Chemicals from Fracking Could Harm Hormone Functions
Induced hydraulic fracturing, more commonly known as fracking, is a procedure often used to gather natural gas. The process involves drilling and injecting fluid at a high pressure so that shale rocks crack and release natural gas. Over the years, fracking has become a highly controversial method of getting oil and gas due to environmental concerns. Opponents of fracking now have another reason to support their cause. According to a new study, researchers report that the chemicals used in fracking could be harmful to the body's hormones.
"More than 700 chemicals are used in the fracking process, and many of them disturb hormone function," said one of the study's authors, Susan C. Nagel, PhD, of the University of Missouri School of Medicine. "With fracking on the rise, populations may face greater health risks from increased endocrine-disrupting chemical exposure."
For this study, the research team analyzed 12 chemicals that were either known or suspected chemicals used in fracking. These chemicals are often grouped as endocrine-disrupting chemicals (EDCs), which can disrupt the normal function of the endocrine system. Exposure to EDCs has been tied to cancer, birth defects and infertility. In order to study how EDCs affect female and male hormones, the researchers first gathered surface and ground water samples from drilling spills or accidents Garfield County, CO and from drilling-sparse areas without spills in the same county and in Boone County, MO. Garfield county has over 10,000 active natural gas wells.

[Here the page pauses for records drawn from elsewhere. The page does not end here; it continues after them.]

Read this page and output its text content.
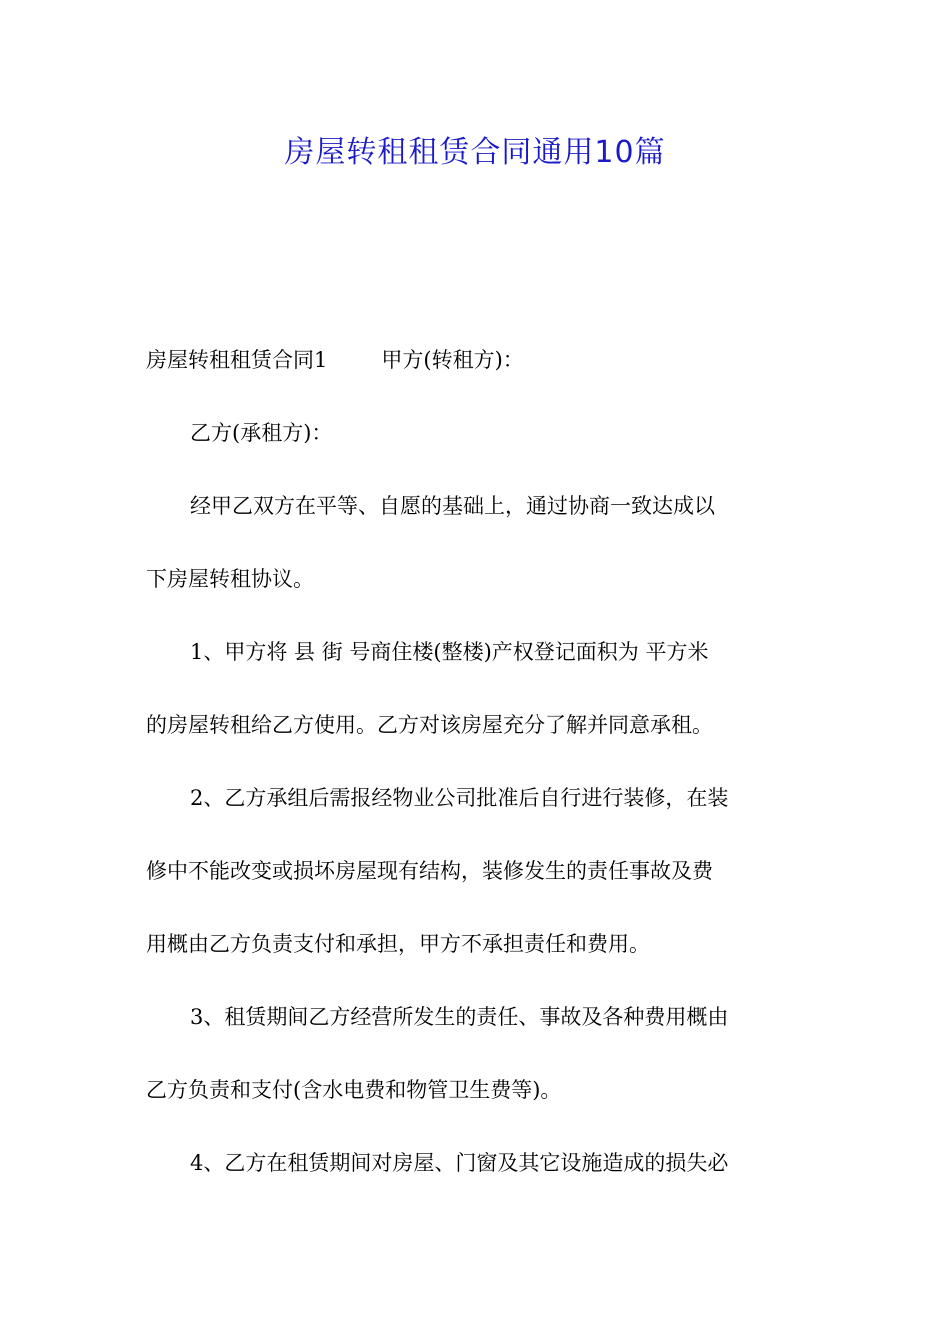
房屋转租租赁合同通用10篇
房屋转租租赁合同1	甲方(转租方)：
乙方(承租方)：
经甲乙双方在平等、自愿的基础上，通过协商一致达成以
下房屋转租协议。
1、甲方将 县 街 号商住楼(整楼)产权登记面积为 平方米
的房屋转租给乙方使用。乙方对该房屋充分了解并同意承租。
2、乙方承组后需报经物业公司批准后自行进行装修，在装
修中不能改变或损坏房屋现有结构，装修发生的责任事故及费
用概由乙方负责支付和承担，甲方不承担责任和费用。
3、租赁期间乙方经营所发生的责任、事故及各种费用概由
乙方负责和支付(含水电费和物管卫生费等)。
4、乙方在租赁期间对房屋、门窗及其它设施造成的损失必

The researchers reported that the samples gathered from the drilling spill sites contained more EDC activity than samples from the control sites without drilling spills. The team found that the high levels of EDC appear to affect how the human body reacted androgens, which is a group of hormones that include testosterone and estrogen.
"Fracking is exempt from federal regulations to protect water quality, but spills associated with natural gas drilling can contaminate surface, ground and drinking water," Nagel said. "We found more endocrine-disrupting activity in the water close to drilling locations that had experienced spills than at control sites. This could raise the risk of reproductive, metabolic, neurological and other diseases, especially in children who are exposed to EDCs."
The study was published in Endocrinology.